Prostate-specific membrane antigen (PSMA) is overexpressed in metastatic prostate cancer and has been found to be a suitable target for imaging and therapy. The 225Ac labelled derivative, 225Ac-PSMA-617, has shown a remarkable therapeutic efficacy in mCRPC patients and has fewer and less severe side effects compared to chemotherapy. Patients initially undergo 68Ga-PSMA-11 positron-emission tomography/computed tomography (PET/CT) before 225Ac-PSMA-617 treatment to determine whether there is sufficient expression of the PSMA target.

This therapy will likely have a huge impact on the lives of patients with prostate cancer who are not responsive to other therapies, and should provide some much needed hope for these patients. The therapy will also save costs for the health department as targeted therapies have less side effects compared to systemic therapies. Prof Mariza Vorster brings several years’ worth of expertise form Steve Biko Academic Hospital’s Nuclear Medicine department. That department, under the leadership of Prof Mike Sathekge, has pioneered targeted alpha therapy (TAT) with 225Ac-PSMA in the continent and has clearly demonstrated its remarkable impact.

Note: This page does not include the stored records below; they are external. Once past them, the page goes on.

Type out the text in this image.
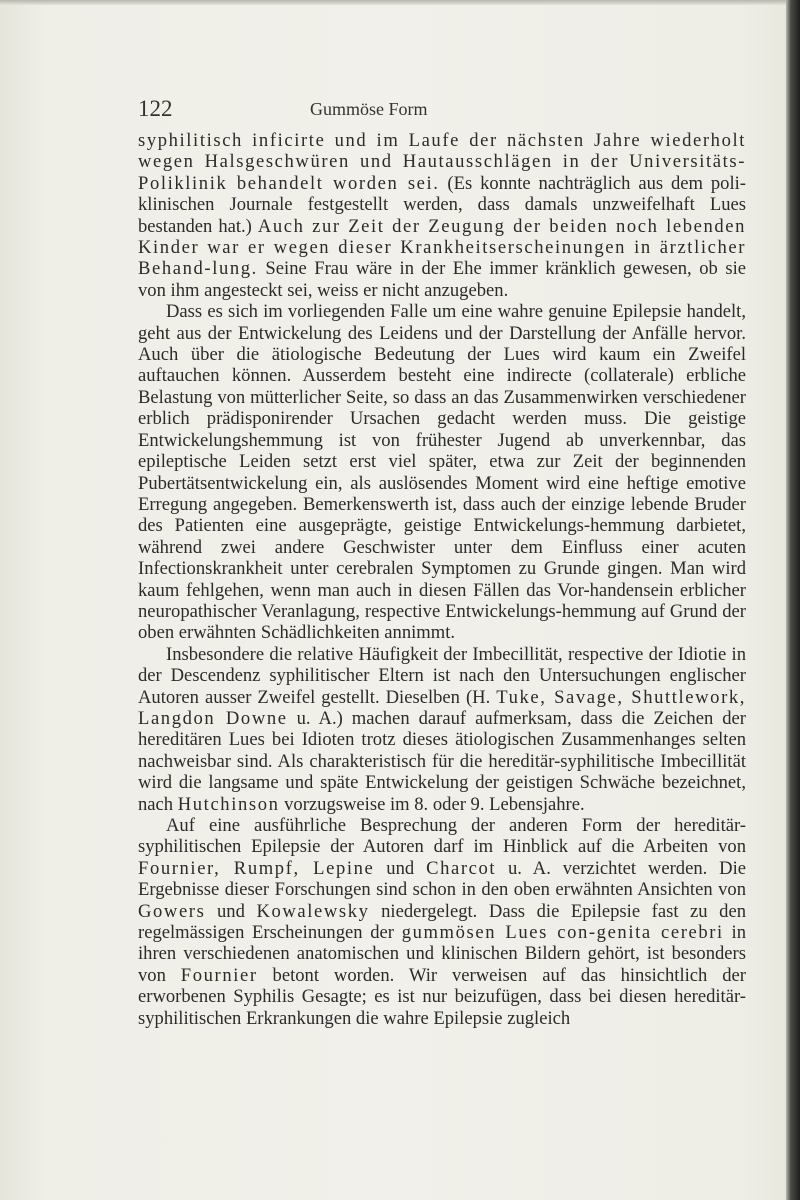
122	Gummöse Form

syphilitisch inficirte und im Laufe der nächsten Jahre wiederholt wegen Halsgeschwüren und Hautausschlägen in der Universitäts-Poliklinik behandelt worden sei. (Es konnte nachträglich aus dem poli-klinischen Journale festgestellt werden, dass damals unzweifelhaft Lues bestanden hat.) Auch zur Zeit der Zeugung der beiden noch lebenden Kinder war er wegen dieser Krankheitserscheinungen in ärztlicher Behand-lung. Seine Frau wäre in der Ehe immer kränklich gewesen, ob sie von ihm angesteckt sei, weiss er nicht anzugeben.

Dass es sich im vorliegenden Falle um eine wahre genuine Epilepsie handelt, geht aus der Entwickelung des Leidens und der Darstellung der Anfälle hervor. Auch über die ätiologische Bedeutung der Lues wird kaum ein Zweifel auftauchen können. Ausserdem besteht eine indirecte (collaterale) erbliche Belastung von mütterlicher Seite, so dass an das Zusammenwirken verschiedener erblich prädisponirender Ursachen gedacht werden muss. Die geistige Entwickelungshemmung ist von frühester Jugend ab unverkennbar, das epileptische Leiden setzt erst viel später, etwa zur Zeit der beginnenden Pubertätsentwickelung ein, als auslösendes Moment wird eine heftige emotive Erregung angegeben. Bemerkenswerth ist, dass auch der einzige lebende Bruder des Patienten eine ausgeprägte, geistige Entwickelungs-hemmung darbietet, während zwei andere Geschwister unter dem Einfluss einer acuten Infectionskrankheit unter cerebralen Symptomen zu Grunde gingen. Man wird kaum fehlgehen, wenn man auch in diesen Fällen das Vor-handensein erblicher neuropathischer Veranlagung, respective Entwickelungs-hemmung auf Grund der oben erwähnten Schädlichkeiten annimmt.

Insbesondere die relative Häufigkeit der Imbecillität, respective der Idiotie in der Descendenz syphilitischer Eltern ist nach den Untersuchungen englischer Autoren ausser Zweifel gestellt. Dieselben (H. Tuke, Savage, Shuttlework, Langdon Downe u. A.) machen darauf aufmerksam, dass die Zeichen der hereditären Lues bei Idioten trotz dieses ätiologischen Zusammenhanges selten nachweisbar sind. Als charakteristisch für die hereditär-syphilitische Imbecillität wird die langsame und späte Entwickelung der geistigen Schwäche bezeichnet, nach Hutchinson vorzugsweise im 8. oder 9. Lebensjahre.

Auf eine ausführliche Besprechung der anderen Form der hereditär-syphilitischen Epilepsie der Autoren darf im Hinblick auf die Arbeiten von Fournier, Rumpf, Lepine und Charcot u. A. verzichtet werden. Die Ergebnisse dieser Forschungen sind schon in den oben erwähnten Ansichten von Gowers und Kowalewsky niedergelegt. Dass die Epilepsie fast zu den regelmässigen Erscheinungen der gummösen Lues con-genita cerebri in ihren verschiedenen anatomischen und klinischen Bildern gehört, ist besonders von Fournier betont worden. Wir verweisen auf das hinsichtlich der erworbenen Syphilis Gesagte; es ist nur beizufügen, dass bei diesen hereditär-syphilitischen Erkrankungen die wahre Epilepsie zugleich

Until now, our patients have been travelling all the way to Steve Biko Academic Hospital via ambulance for treatment with 225Ac-PSMA. IALCH had secured only 2 slots every 2 months due to the high demand of 225Ac-PSMA with the increasing incidence of prostate cancer globally. Having access to this form of therapy locally, allows us to reach and help more patients. Prof Vorster has expressed her heartfelt gratitude to the medical management at IALCH and the entire team at IALCH’s department of Nuclear Medicine, for their integral roles in realising this dream.